Thesis on clinically reliable AI for prostate cancer pathology
Prostate cancer is one of the most common cancers in men globally. Diagnosing prostate cancer involves examining tissue samples under a microscope, a process that can be inconsistent and yield different results by different pathologists for the same sample, potentially affecting patient treatment. In some unclear cases, extra testing called immunohistochemistry (IHC) is used, but it adds cost, time, and lab work.

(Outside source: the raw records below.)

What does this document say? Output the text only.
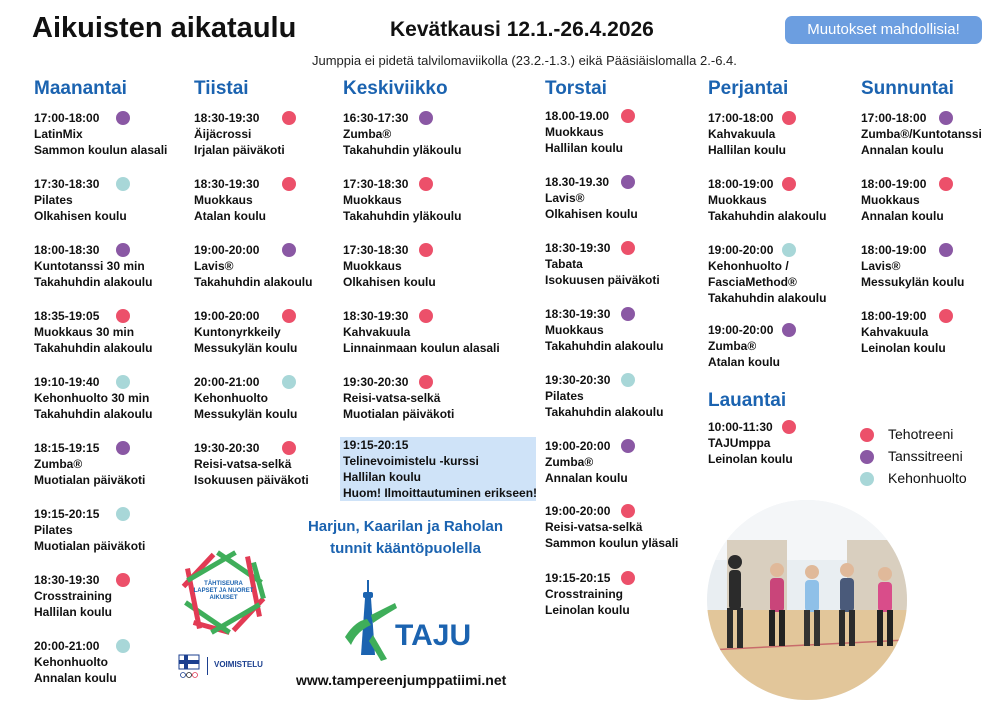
Aikuisten aikataulu	Kevätkausi 12.1.-26.4.2026	Muutokset mahdollisia!
Jumppia ei pidetä talvilomaviikolla (23.2.-1.3.) eikä Pääsiäislomalla 2.-6.4.
Maanantai
17:00-18:00
LatinMix
Sammon koulun alasali
17:30-18:30
Pilates
Olkahisen koulu
18:00-18:30
Kuntotanssi 30 min
Takahuhdin alakoulu
18:35-19:05
Muokkaus 30 min
Takahuhdin alakoulu
19:10-19:40
Kehonhuolto 30 min
Takahuhdin alakoulu
18:15-19:15
Zumba®
Muotialan päiväkoti
19:15-20:15
Pilates
Muotialan päiväkoti
18:30-19:30
Crosstraining
Hallilan koulu
20:00-21:00
Kehonhuolto
Annalan koulu
Tiistai
18:30-19:30
Äijäcrossi
Irjalan päiväkoti
18:30-19:30
Muokkaus
Atalan koulu
19:00-20:00
Lavis®
Takahuhdin alakoulu
19:00-20:00
Kuntonyrkkeily
Messukylän koulu
20:00-21:00
Kehonhuolto
Messukylän koulu
19:30-20:30
Reisi-vatsa-selkä
Isokuusen päiväkoti
Keskiviikko
16:30-17:30
Zumba®
Takahuhdin yläkoulu
17:30-18:30
Muokkaus
Takahuhdin yläkoulu
17:30-18:30
Muokkaus
Olkahisen koulu
18:30-19:30
Kahvakuula
Linnainmaan koulun alasali
19:30-20:30
Reisi-vatsa-selkä
Muotialan päiväkoti
19:15-20:15
Telinevoimistelu -kurssi
Hallilan koulu
Huom! Ilmoittautuminen erikseen!
Torstai
18.00-19.00
Muokkaus
Hallilan koulu
18.30-19.30
Lavis®
Olkahisen koulu
18:30-19:30
Tabata
Isokuusen päiväkoti
18:30-19:30
Muokkaus
Takahuhdin alakoulu
19:30-20:30
Pilates
Takahuhdin alakoulu
19:00-20:00
Zumba®
Annalan koulu
19:00-20:00
Reisi-vatsa-selkä
Sammon koulun yläsali
19:15-20:15
Crosstraining
Leinolan koulu
Perjantai
17:00-18:00
Kahvakuula
Hallilan koulu
18:00-19:00
Muokkaus
Takahuhdin alakoulu
19:00-20:00
Kehonhuolto /
FasciaMethod®
Takahuhdin alakoulu
19:00-20:00
Zumba®
Atalan koulu
Lauantai
10:00-11:30
TAJUmppa
Leinolan koulu
Sunnuntai
17:00-18:00
Zumba®/Kuntotanssi
Annalan koulu
18:00-19:00
Muokkaus
Annalan koulu
18:00-19:00
Lavis®
Messukylän koulu
18:00-19:00
Kahvakuula
Leinolan koulu
Tehotreeni
Tanssitreeni
Kehonhuolto
Harjun, Kaarilan ja Raholan
tunnit kääntöpuolella
TÄHTISEURA
LAPSET JA NUORET
AIKUISET
VOIMISTELU
TAJU
www.tampereenjumppatiimi.net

In a new thesis from Karolinska Institutet, PhD student Nita Mulliqi at the Department of Medical Epidemiology and Biostatistics, developed and tested artificial intelligence (AI) models that can help pathologists to analyse digital images of prostate biopsies. These AI systems were trained and tested on nearly 100,000 biopsies from over 7,000 patients across 11 countries.
What are the most important results in your thesis?
"We found that our AI systems can detect cancer, grade its severity, and reduce the need for IHC testing, all while performing on par with expert pathologists. The results show that these AI models work well even when the images come from different hospitals and scanners or represent rare tissue morphologies, making them suitable for real-world use. Our work helps bring AI one step closer to everyday clinical practice, offering reliable and accurate prostate cancer diagnosis for patients worldwide.”
Why did you become interested in this topic?
"To be honest, it was a bit of luck combined with a strong interest. I’ve always been drawn to the intersection of AI and medicine. As a computer engineer, I was always looking for ways to apply my skills to areas where they could truly make a difference. I first had the opportunity to work on AI applications in colorectal cancer, which sparked my fascination with digital pathology. Then, by chance, I came across this position focusing on AI for prostate cancer, and I knew it was the right next step. I’m grateful I took it, it has been an incredibly rewarding journey."
What do you think should be done in future research?
"I believe future healthcare should focus on prospective clinical trials and integrating AI tools into clinical workflows in a responsible, transparent, and evidence-based way. It’s not just about creating high-performing models, it’s about ensuring they are robust, generalisable, and accepted by clinicians. Research should also prioritize collaboration across countries and institutions, so that AI systems are tested in diverse settings and serve global populations. Finally, we need to invest in digital infrastructure and training so that healthcare professionals are empowered to work effectively alongside AI," says Nita Mulliqi.